19.1 Function: Mean (AM, GM, HM)

  • Calculate AM, GM and HM of a numeric vector using the following formula.

Arithmetic Mean (AM)

\[ \large AM = (x_1 + x_2 + ... + x_n)/n = \frac{1}{n}\sum\limits_{i=1}^{n} x_{i}\]

Geometric Mean (GM)

\[ \large GM = \sqrt[n]{(x_1 x_2 ... x_n)} = \left( \prod \limits_{i=1}^{n} x_{i} \right) ^{\frac{1}{n}} \]

Harmonic Mean (HM)

\[ \large HM = \frac{n}{(\frac{1}{x_1} + \frac{1}{x_2} + ... + \frac{1}{x_n})} = \frac{1}{\frac{1}{n}\sum\limits_{i=1}^{n} \frac{1}{x_i}}\]

19.2 Functions within a function

Note: The following script is for demonstration purpose only explaining the structure of a function and calling a function within a function.

We are expanding all base functions without any obvious advantages here. A possible optimal version is shown in the next section.

Code
fn_Mean = function(x, ...) {

    fn_n = function(x, na.rm = FALSE) ifelse(na.rm, length(na.omit(x)), length(x))
    n = fn_n(x, ...)

    fn_sum = function(x, ...) sum(x, ...)

    fn_prod = function(x, ...) prod(x, ...)

    fn_suminv = function(x, ...) sum(1/x, ...)

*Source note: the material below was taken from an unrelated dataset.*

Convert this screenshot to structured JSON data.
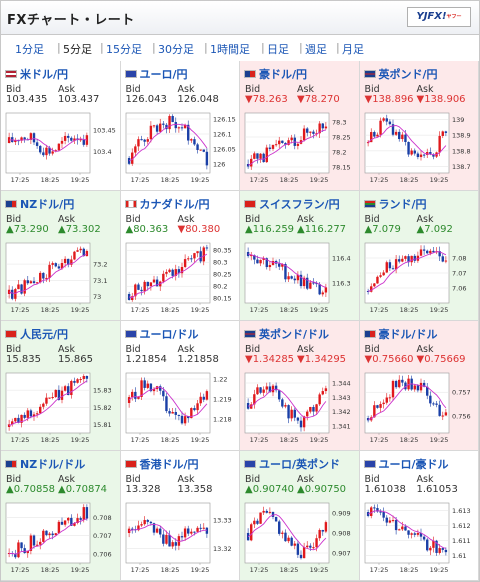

    fn_AM = function(x, ...) {
        out = fn_sum(x, ...)/fn_n(x, ...)
        return(out)
    }

    fn_GM = function(x, ...) {
        out = fn_prod(x, ...)^(1/fn_n(x, ...))
        return(out)
    }

    fn_HM = function(x, ...) {
        out = fn_n(x, ...)/fn_suminv(x, ...)
        return(out)
    }

    AM = fn_AM(x, ...)
    GM = fn_GM(x, ...)
    HM = fn_HM(x, ...)

    Mean = list(n = n, AM = AM, GM = GM, HM = HM)

    return(Mean)

}

19.3 Data

Code
A = c(11, 12, 15, 14, 18)

B = c(NA, 12, 15, 14, 18)

19.4 Function call 1

Code
A_mean = fn_Mean(A)

A_mean
$n
[1] 5

$AM
[1] 14

$GM
[1] 13.79155

$HM
[1] 13.5909

19.5 Function call 2

Code
B_mean = fn_Mean(B, na.rm = TRUE)

B_mean
$n
[1] 4

$AM
[1] 14.75

$GM
[1] 14.5938

$HM
[1] 14.44126

19.6 Optimal version

We have all base functions available; a possible optimal version of the above function can be written as shown below.

Code
Mean = function(x, ...) {
    fn_n = function(x, na.rm = FALSE) ifelse(na.rm, length(na.omit(x)), length(x))
    n = fn_n(x, ...)
    AM = mean(x, ...)
    GM = exp(mean(log(x), ...))
    HM = 1/mean(1/x, ...)
    Mean = list(n = n, AM = AM, GM = GM, HM = HM)
    return(Mean)
}

19.7 Function call 1

Code
A_mean = Mean(A)

A_mean
$n
[1] 5

$AM
[1] 14

$GM
[1] 13.79155

$HM
[1] 13.5909

19.8 Function call 2

Code
B_mean = Mean(B, na.rm = TRUE)

B_mean
$n
[1] 4

$AM
[1] 14.75

$GM
[1] 14.5938

$HM
[1] 14.44126